The four great provinces of Ireland encamped at the pillar- stone in Crích Roiss that night. Then Medb asked the men of Ireland for one of them to fight and do battle with Cú Chulainn on the morrow. Every man of them kept saying: ‘It will not be I who go’. ‘It will not be I who leave my place. No captive is owing from my people’.

Then Medb asked Fergus to go to fight with and encounter Cú Chulainn, since she was unable to get the men of Ireland to do so. ‘It would not be fitting for me’ said Fergus. ‘to encounter a young and beardless lad, my own fosterling’. However when Medb begged Fergus so urgently, he was unable not to undertake the fight. They remained there that night. Fergus rose early on the morrow and came forward to the ford of combat where Cú Chulainn was. Cú Chulainn saw him coming towards him.

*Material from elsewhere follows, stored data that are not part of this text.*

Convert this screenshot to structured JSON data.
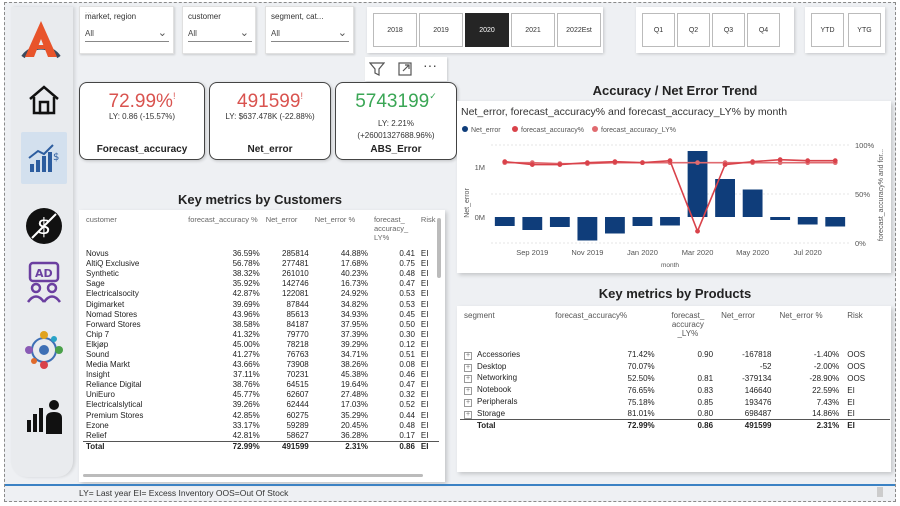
{
  "filters": {
    "market": {
      "title": "market, region",
      "value": "All"
    },
    "customer": {
      "title": "customer",
      "value": "All"
    },
    "segment": {
      "title": "segment, cat...",
      "value": "All"
    }
  },
  "years": [
    "2018",
    "2019",
    "2020",
    "2021",
    "2022Est"
  ],
  "selected_year": "2020",
  "quarters": [
    "Q1",
    "Q2",
    "Q3",
    "Q4"
  ],
  "period_buttons": [
    "YTD",
    "YTG"
  ],
  "kpis": [
    {
      "value": "72.99%",
      "flag": "!",
      "sub": "LY: 0.86 (-15.57%)",
      "label": "Forecast_accuracy",
      "color": "#d9534f"
    },
    {
      "value": "491599",
      "flag": "!",
      "sub": "LY: $637.478K (-22.88%)",
      "label": "Net_error",
      "color": "#d9534f"
    },
    {
      "value": "5743199",
      "flag": "✓",
      "sub": "LY: 2.21%",
      "sub2": "(+26001327688.96%)",
      "label": "ABS_Error",
      "color": "#3aa655"
    }
  ],
  "trend": {
    "heading": "Accuracy / Net Error Trend",
    "subtitle": "Net_error, forecast_accuracy% and forecast_accuracy_LY% by month",
    "legend": [
      "Net_error",
      "forecast_accuracy%",
      "forecast_accuracy_LY%"
    ],
    "ylabel_left": "Net_error",
    "ylabel_right": "forecast_accuracy% and for...",
    "xlabel": "month",
    "left_ticks": [
      "1M",
      "0M"
    ],
    "right_ticks": [
      "100%",
      "50%",
      "0%"
    ],
    "x_ticks": [
      "Sep 2019",
      "Nov 2019",
      "Jan 2020",
      "Mar 2020",
      "May 2020",
      "Jul 2020"
    ]
  },
  "chart_data": {
    "type": "bar",
    "categories": [
      "Aug 2019",
      "Sep 2019",
      "Oct 2019",
      "Nov 2019",
      "Dec 2019",
      "Jan 2020",
      "Feb 2020",
      "Mar 2020",
      "Apr 2020",
      "May 2020",
      "Jun 2020",
      "Jul 2020",
      "Aug 2020"
    ],
    "series": [
      {
        "name": "Net_error",
        "values": [
          -180000,
          -260000,
          -200000,
          -470000,
          -330000,
          -180000,
          -170000,
          1320000,
          760000,
          550000,
          -60000,
          -150000,
          -190000
        ]
      },
      {
        "name": "forecast_accuracy%",
        "values": [
          83,
          80,
          80,
          82,
          83,
          82,
          84,
          12,
          80,
          83,
          85,
          84,
          84
        ]
      },
      {
        "name": "forecast_accuracy_LY%",
        "values": [
          82,
          82,
          81,
          81,
          82,
          82,
          82,
          82,
          82,
          82,
          82,
          82,
          82
        ]
      }
    ],
    "colors": {
      "Net_error": "#0f3d7a",
      "forecast_accuracy%": "#d9424a",
      "forecast_accuracy_LY%": "#e06a6f"
    }
  },
  "customers": {
    "heading": "Key metrics by Customers",
    "headers": [
      "customer",
      "forecast_accuracy %",
      "Net_error",
      "Net_error %",
      "forecast_ accuracy_ LY%",
      "Risk"
    ],
    "rows": [
      [
        "Novus",
        "36.59%",
        "285814",
        "44.88%",
        "0.41",
        "EI"
      ],
      [
        "AltiQ Exclusive",
        "56.78%",
        "277481",
        "17.68%",
        "0.75",
        "EI"
      ],
      [
        "Synthetic",
        "38.32%",
        "261010",
        "40.23%",
        "0.48",
        "EI"
      ],
      [
        "Sage",
        "35.92%",
        "142746",
        "16.73%",
        "0.47",
        "EI"
      ],
      [
        "Electricalsocity",
        "42.87%",
        "122081",
        "24.92%",
        "0.53",
        "EI"
      ],
      [
        "Digimarket",
        "39.69%",
        "87844",
        "34.82%",
        "0.53",
        "EI"
      ],
      [
        "Nomad Stores",
        "43.96%",
        "85613",
        "34.93%",
        "0.45",
        "EI"
      ],
      [
        "Forward Stores",
        "38.58%",
        "84187",
        "37.95%",
        "0.50",
        "EI"
      ],
      [
        "Chip 7",
        "41.32%",
        "79770",
        "37.39%",
        "0.30",
        "EI"
      ],
      [
        "Elkjøp",
        "45.00%",
        "78218",
        "39.29%",
        "0.12",
        "EI"
      ],
      [
        "Sound",
        "41.27%",
        "76763",
        "34.71%",
        "0.51",
        "EI"
      ],
      [
        "Media Markt",
        "43.66%",
        "73908",
        "38.26%",
        "0.08",
        "EI"
      ],
      [
        "Insight",
        "37.11%",
        "70231",
        "45.38%",
        "0.46",
        "EI"
      ],
      [
        "Reliance Digital",
        "38.76%",
        "64515",
        "19.64%",
        "0.47",
        "EI"
      ],
      [
        "UniEuro",
        "45.77%",
        "62607",
        "27.48%",
        "0.32",
        "EI"
      ],
      [
        "Electricalslytical",
        "39.26%",
        "62444",
        "17.03%",
        "0.52",
        "EI"
      ],
      [
        "Premium Stores",
        "42.85%",
        "60275",
        "35.29%",
        "0.44",
        "EI"
      ],
      [
        "Ezone",
        "33.17%",
        "59289",
        "20.45%",
        "0.48",
        "EI"
      ],
      [
        "Relief",
        "42.81%",
        "58627",
        "36.28%",
        "0.17",
        "EI"
      ]
    ],
    "total": [
      "Total",
      "72.99%",
      "491599",
      "2.31%",
      "0.86",
      "EI"
    ]
  },
  "products": {
    "heading": "Key metrics by Products",
    "headers": [
      "segment",
      "forecast_accuracy%",
      "forecast_ accuracy _LY%",
      "Net_error",
      "Net_error %",
      "Risk"
    ],
    "rows": [
      [
        "Accessories",
        "71.42%",
        "0.90",
        "-167818",
        "-1.40%",
        "OOS"
      ],
      [
        "Desktop",
        "70.07%",
        "",
        "-52",
        "-2.00%",
        "OOS"
      ],
      [
        "Networking",
        "52.50%",
        "0.81",
        "-379134",
        "-28.90%",
        "OOS"
      ],
      [
        "Notebook",
        "76.65%",
        "0.83",
        "146640",
        "22.59%",
        "EI"
      ],
      [
        "Peripherals",
        "75.18%",
        "0.85",
        "193476",
        "7.43%",
        "EI"
      ],
      [
        "Storage",
        "81.01%",
        "0.80",
        "698487",
        "14.86%",
        "EI"
      ]
    ],
    "total": [
      "Total",
      "72.99%",
      "0.86",
      "491599",
      "2.31%",
      "EI"
    ]
  },
  "footer": "LY= Last year EI= Excess Inventory OOS=Out Of Stock",
  "nav": [
    "home-icon",
    "finance-growth-icon",
    "dollar-circle-icon",
    "ad-people-icon",
    "network-icon",
    "executive-icon"
  ]
}
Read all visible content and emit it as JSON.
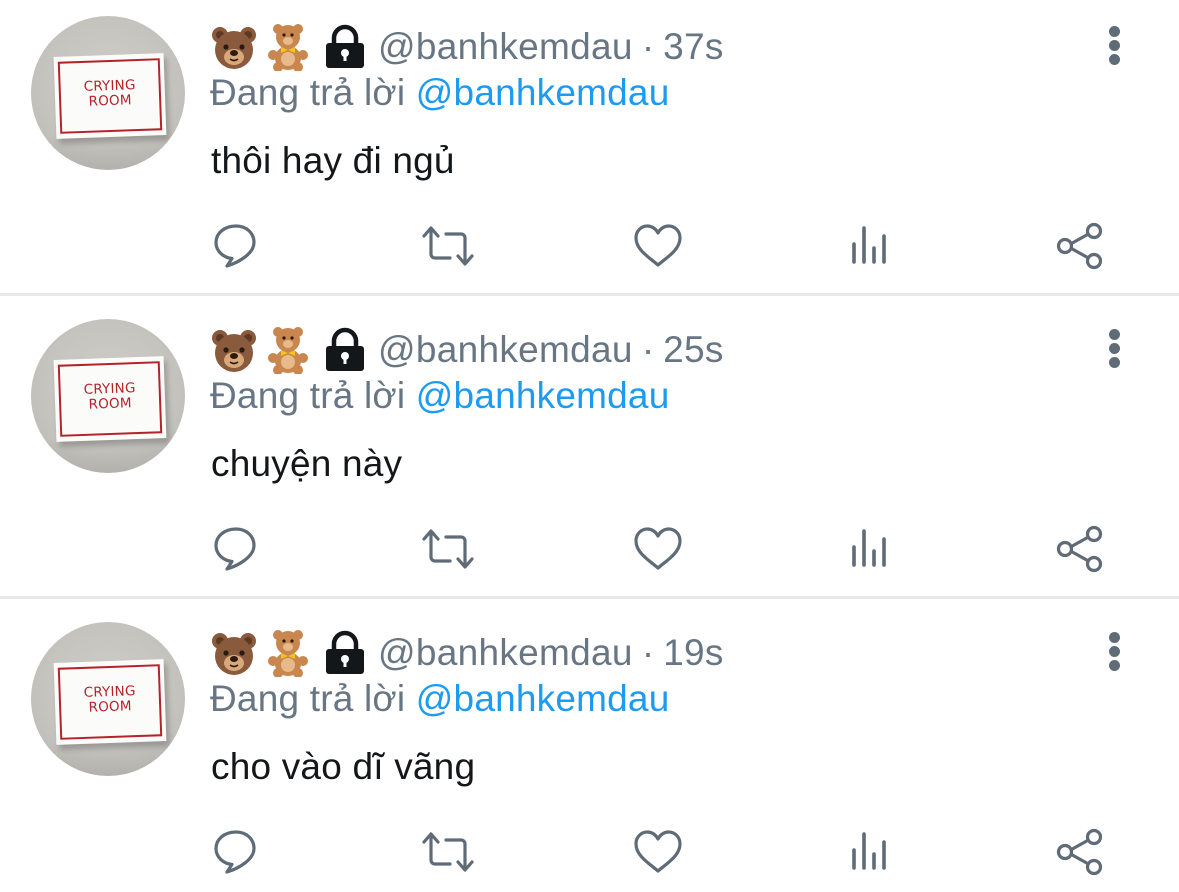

{line 2486-2516} ‘With weak security does my master Fergus come to me. He has no sword in the sheath of the great scabbard’. Cú Chulainn spoke truly.—A year before these event Ailill had come upon Fergus together with Medb on the hillside in Crúachu with his sword on the hill beside him, and Ailill had snatched the sword from its sheath and put a wooden sword in its place, and he swore that he would not give him back the sword until he gave it on the day of the great battle.—‘I care not at all, my fosterling’ said Fergus, ‘for even if there were a sword in it, it would not reach you and would not be wielded against you. But for the sake of the honour and nurture I and the Ulstermen and Conchobor gave you, flee before me to-day in the presence of the men of Ireland’. ‘I am loath to do that’ said Cú Chulainn, ‘to flee before one man on the Foray of Cúailnge’. ‘You need not shrink from doing so’ said Fergus, ‘for I shall flee before you when you shall be covered with wounds and blood and pierced with stabs in the battle of the Táin, and when I alone shall flee, then all the men of Ireland will flee’. So eager was Cú Chulainn to do whatever was for Ulster's weal that his chariot was brought to him and he mounted it and fled in rout from the men of Ireland. The men of Ireland saw that. ‘He has fled from you! He has fled from you, Fergus!’ said all. ‘Pursue him, pursue him, Fergus’ said Medb, ‘let him not escape from you’. ‘Not so indeed’, said Fergus, ‘I shall not pursue him any farther, for though ye may belittle that flight I put him to, yet of all who encountered him on the Foray of Cúailnge not one man of the men of Ireland did as much. So I shall not meet that man again until the men of Ireland meet him in turn in single combat’.

That is called the Encounter of Fergus.